YG Acoustics is based in Arvada, Colorado in the USA and in the States it is widely regarded as one of the ‘big three’ high-end loudspeaker manufacturers—the other two members of this exclusive group being Wilson Audio and Magico. But, in the UK at least, YG had a relatively low profile. However, that’s set to change, because the brand has returned to the UK under the auspices of the Cambridge-based distributor, Padood, Ltd. It’s our opinion that great pleasures await discerning UK listeners who audition the brand’s products, and we thought it might be good to start out with the firm’s most compact and least expensive model: the £22,800 Carmel 2 floorstanding loudspeaker.
Before we begin, I should supply several pieces of background information, if only to set a context for this review. First, my listening room, which measures about 14’ x 17.7’ (4.3x5.4m), is about the size of a medium-large UK lounge—it’s not a huge space, but neither is it a small 8’ x 8’ parlour. Second, I have had extensive experience with YG Acoustic’s original Carmel loudspeaker, which I favourably reviewed several years ago for our U.S.-based sister publication The Absolute Sound. In that publication, the original Carmel went on to win accolades as a loudspeaker of the year within its price class. Moreover, I would say that between then and now, I have long regarded the original Carmel as a ‘personal best’ of sorts, in that it set a high-water mark for overall audio system performance in my home—a mark that remained unchallenged until quite recently, when I heard first the superb GamuT RS3 standmount monitors reviewed in issue 127, and now the Carmel 2 floorstanders.

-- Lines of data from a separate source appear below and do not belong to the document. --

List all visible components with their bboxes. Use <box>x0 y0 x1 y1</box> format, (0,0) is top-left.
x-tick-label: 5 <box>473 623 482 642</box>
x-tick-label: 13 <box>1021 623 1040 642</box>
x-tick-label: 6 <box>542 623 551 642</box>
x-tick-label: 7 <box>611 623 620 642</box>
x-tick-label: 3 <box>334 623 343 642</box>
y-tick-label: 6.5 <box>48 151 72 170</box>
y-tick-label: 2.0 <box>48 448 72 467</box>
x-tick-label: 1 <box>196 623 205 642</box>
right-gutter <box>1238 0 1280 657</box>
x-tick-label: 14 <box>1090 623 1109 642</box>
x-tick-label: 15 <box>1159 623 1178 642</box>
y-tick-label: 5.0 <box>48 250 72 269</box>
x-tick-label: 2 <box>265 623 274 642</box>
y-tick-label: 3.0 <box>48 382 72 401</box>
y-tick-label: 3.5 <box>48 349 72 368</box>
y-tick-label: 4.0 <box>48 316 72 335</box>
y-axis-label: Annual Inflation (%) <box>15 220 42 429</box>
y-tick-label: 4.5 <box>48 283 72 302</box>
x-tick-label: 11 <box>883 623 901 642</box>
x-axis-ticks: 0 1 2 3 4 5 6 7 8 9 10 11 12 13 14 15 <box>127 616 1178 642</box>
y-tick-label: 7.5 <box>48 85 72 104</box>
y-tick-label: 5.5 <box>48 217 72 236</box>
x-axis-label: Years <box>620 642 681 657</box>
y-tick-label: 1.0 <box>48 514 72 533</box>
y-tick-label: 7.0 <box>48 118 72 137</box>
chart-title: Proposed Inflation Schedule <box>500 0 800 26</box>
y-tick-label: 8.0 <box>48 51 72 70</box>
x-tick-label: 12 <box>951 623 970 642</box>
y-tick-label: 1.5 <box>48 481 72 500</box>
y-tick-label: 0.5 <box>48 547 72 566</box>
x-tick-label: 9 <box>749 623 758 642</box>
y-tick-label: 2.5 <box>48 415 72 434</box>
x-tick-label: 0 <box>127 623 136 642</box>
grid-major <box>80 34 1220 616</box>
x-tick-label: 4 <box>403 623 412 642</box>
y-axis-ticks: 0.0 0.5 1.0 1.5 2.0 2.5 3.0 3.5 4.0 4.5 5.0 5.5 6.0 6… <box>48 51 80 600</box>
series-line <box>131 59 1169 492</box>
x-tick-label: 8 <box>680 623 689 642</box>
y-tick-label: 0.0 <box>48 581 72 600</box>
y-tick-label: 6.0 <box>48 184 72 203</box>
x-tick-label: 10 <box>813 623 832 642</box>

Recognising that the original Carmel was one of the best loved (and best selling) of all YG products, the YG team were very keen on having me hear the new Carmel 2 in comparison with the original Carmels. Accordingly, they arranged for both sets of speakers to be sent to my home for back-to-back listening sessions, so that I could better understand and—they hoped—appreciate the differences between the models. Consequently, this is not only a review of the Carmel 2, but also a comparison between it and its critically acclaimed predecessor.